The New York Dolls realised that being in a band was by very definition a performance, whether you’re pretending to be occult magicians (Black Sabbath) or mystic warriors (Led Zeppelin) or Sgt. Pepper’s Lonely Hearts Club Band (The Beatles), it didn’t matter. So why not have some fun with that performative aspect of playing in a band, and pretend to be women?
Dressing up in drag was a perfectly manicured middle finger up to the masculine codes of rock music at the time. It should’ve created a seismic wave, a dramatic shift in attitude to sexuality in rock music, but of course it didn’t. Despite the popularity of androgynous pop stars such as David Bowie and Prince in the decades since, scarce few have dared to try and combine the “feminine” art of cross-dressing with the “masculine” codes of hard rock in quite the same manner.
Sure, that’s partly because the New York Dolls were unique, a blaze of glory that burned so fast and intense that even they failed to sustain their glow past the 70s (although they staged a successful comeback in 2006-11, after which they disappeared once again).

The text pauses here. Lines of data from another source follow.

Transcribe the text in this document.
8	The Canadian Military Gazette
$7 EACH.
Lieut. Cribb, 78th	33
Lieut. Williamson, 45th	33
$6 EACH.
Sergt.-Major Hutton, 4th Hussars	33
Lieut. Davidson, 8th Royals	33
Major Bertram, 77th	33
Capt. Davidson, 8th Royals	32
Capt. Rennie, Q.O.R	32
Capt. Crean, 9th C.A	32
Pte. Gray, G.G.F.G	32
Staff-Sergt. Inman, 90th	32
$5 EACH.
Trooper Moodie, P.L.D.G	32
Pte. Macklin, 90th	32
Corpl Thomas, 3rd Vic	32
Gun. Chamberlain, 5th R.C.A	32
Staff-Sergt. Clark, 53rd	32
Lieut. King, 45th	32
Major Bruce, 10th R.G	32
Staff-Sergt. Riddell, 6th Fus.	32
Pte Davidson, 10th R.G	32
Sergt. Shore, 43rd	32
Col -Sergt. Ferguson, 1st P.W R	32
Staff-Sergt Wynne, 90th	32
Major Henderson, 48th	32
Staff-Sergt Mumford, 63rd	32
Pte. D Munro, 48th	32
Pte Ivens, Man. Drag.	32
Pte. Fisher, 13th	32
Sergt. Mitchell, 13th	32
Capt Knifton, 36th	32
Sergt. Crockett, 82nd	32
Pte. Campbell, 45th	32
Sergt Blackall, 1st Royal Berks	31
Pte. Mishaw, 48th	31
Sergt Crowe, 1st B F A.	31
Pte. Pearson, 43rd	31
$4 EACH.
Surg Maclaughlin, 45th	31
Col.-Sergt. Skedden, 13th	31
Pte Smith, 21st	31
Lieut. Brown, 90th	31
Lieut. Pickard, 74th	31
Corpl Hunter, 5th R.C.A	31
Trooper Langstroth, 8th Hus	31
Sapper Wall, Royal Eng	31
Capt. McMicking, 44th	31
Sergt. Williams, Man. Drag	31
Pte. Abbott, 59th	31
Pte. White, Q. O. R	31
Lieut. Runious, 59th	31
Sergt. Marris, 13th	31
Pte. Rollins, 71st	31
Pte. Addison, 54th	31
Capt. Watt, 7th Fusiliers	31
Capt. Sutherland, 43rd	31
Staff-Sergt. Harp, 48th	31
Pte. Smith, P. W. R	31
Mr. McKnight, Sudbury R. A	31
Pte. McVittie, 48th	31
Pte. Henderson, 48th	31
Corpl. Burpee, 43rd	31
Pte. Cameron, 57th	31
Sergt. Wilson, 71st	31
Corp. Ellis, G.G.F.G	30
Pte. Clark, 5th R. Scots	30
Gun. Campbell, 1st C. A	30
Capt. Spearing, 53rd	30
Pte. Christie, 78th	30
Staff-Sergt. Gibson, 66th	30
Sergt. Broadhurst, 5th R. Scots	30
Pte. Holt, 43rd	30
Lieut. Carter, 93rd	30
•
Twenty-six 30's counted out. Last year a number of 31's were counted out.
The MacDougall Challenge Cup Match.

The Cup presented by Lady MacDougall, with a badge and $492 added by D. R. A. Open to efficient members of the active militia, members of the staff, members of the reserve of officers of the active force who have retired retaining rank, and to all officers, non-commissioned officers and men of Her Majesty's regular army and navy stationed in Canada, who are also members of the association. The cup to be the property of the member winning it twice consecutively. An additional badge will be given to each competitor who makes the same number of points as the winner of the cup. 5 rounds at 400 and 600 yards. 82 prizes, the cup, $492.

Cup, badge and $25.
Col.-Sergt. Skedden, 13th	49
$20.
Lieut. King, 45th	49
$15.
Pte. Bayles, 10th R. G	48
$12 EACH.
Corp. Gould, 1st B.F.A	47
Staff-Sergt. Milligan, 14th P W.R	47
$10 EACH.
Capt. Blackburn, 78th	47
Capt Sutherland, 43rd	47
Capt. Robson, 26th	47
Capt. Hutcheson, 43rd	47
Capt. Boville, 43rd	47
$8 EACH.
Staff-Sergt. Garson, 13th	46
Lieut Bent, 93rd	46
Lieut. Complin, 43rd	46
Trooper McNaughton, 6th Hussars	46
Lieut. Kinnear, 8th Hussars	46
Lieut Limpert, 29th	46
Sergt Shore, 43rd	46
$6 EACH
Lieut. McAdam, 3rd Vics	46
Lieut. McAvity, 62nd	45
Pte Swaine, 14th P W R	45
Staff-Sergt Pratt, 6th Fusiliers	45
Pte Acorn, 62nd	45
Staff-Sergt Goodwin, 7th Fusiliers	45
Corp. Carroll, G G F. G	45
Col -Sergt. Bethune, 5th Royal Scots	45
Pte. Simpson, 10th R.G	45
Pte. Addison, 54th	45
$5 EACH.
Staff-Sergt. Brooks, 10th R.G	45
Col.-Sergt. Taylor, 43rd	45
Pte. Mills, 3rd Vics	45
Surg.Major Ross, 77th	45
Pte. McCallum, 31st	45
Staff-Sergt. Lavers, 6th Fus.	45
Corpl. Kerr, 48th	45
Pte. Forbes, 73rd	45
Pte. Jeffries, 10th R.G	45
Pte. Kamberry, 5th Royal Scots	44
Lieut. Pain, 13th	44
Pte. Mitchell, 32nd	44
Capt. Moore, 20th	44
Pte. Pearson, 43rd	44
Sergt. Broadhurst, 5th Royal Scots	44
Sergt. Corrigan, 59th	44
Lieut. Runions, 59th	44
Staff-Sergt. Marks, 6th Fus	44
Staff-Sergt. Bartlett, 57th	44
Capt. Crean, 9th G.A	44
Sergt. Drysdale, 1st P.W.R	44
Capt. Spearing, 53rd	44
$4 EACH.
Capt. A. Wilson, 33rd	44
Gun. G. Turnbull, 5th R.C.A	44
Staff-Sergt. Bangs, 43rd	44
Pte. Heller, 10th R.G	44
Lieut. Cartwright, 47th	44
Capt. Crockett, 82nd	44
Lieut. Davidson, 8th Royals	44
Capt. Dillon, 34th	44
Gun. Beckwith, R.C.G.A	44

But I believe now that, 45 years later, we are really beginning to feel the waves brought about by the New York Dolls’ earthquake. Now we have numerous bands with openly transgender members (Antony and the Johnsons, Against Me!), and the likes of Janelle Monae celebrating her pansexuality on record. Rock music is slowly becoming less traditionally “macho”, with enlivening results for those of us who respond to the sound of rebellion.
Of course, most of these changes in attitude are down to wider-spread cultural changes that have come about through political action, and would almost certainly have come about even if the New York Dolls had never existed. But it’s still electrifying to hear the band, with such guts on their debut album, asking if you would “make it with Frankenstein” and queering/feminising themselves in countless other ways. We should remember them for giving us perhaps the greatest ever Side A and Side B opening tracks ever, naturally (“Personality Crisis” and “Trash”, hot damn!). But we should also remember them for challenging the boy’s club set of rules for music, forever and always.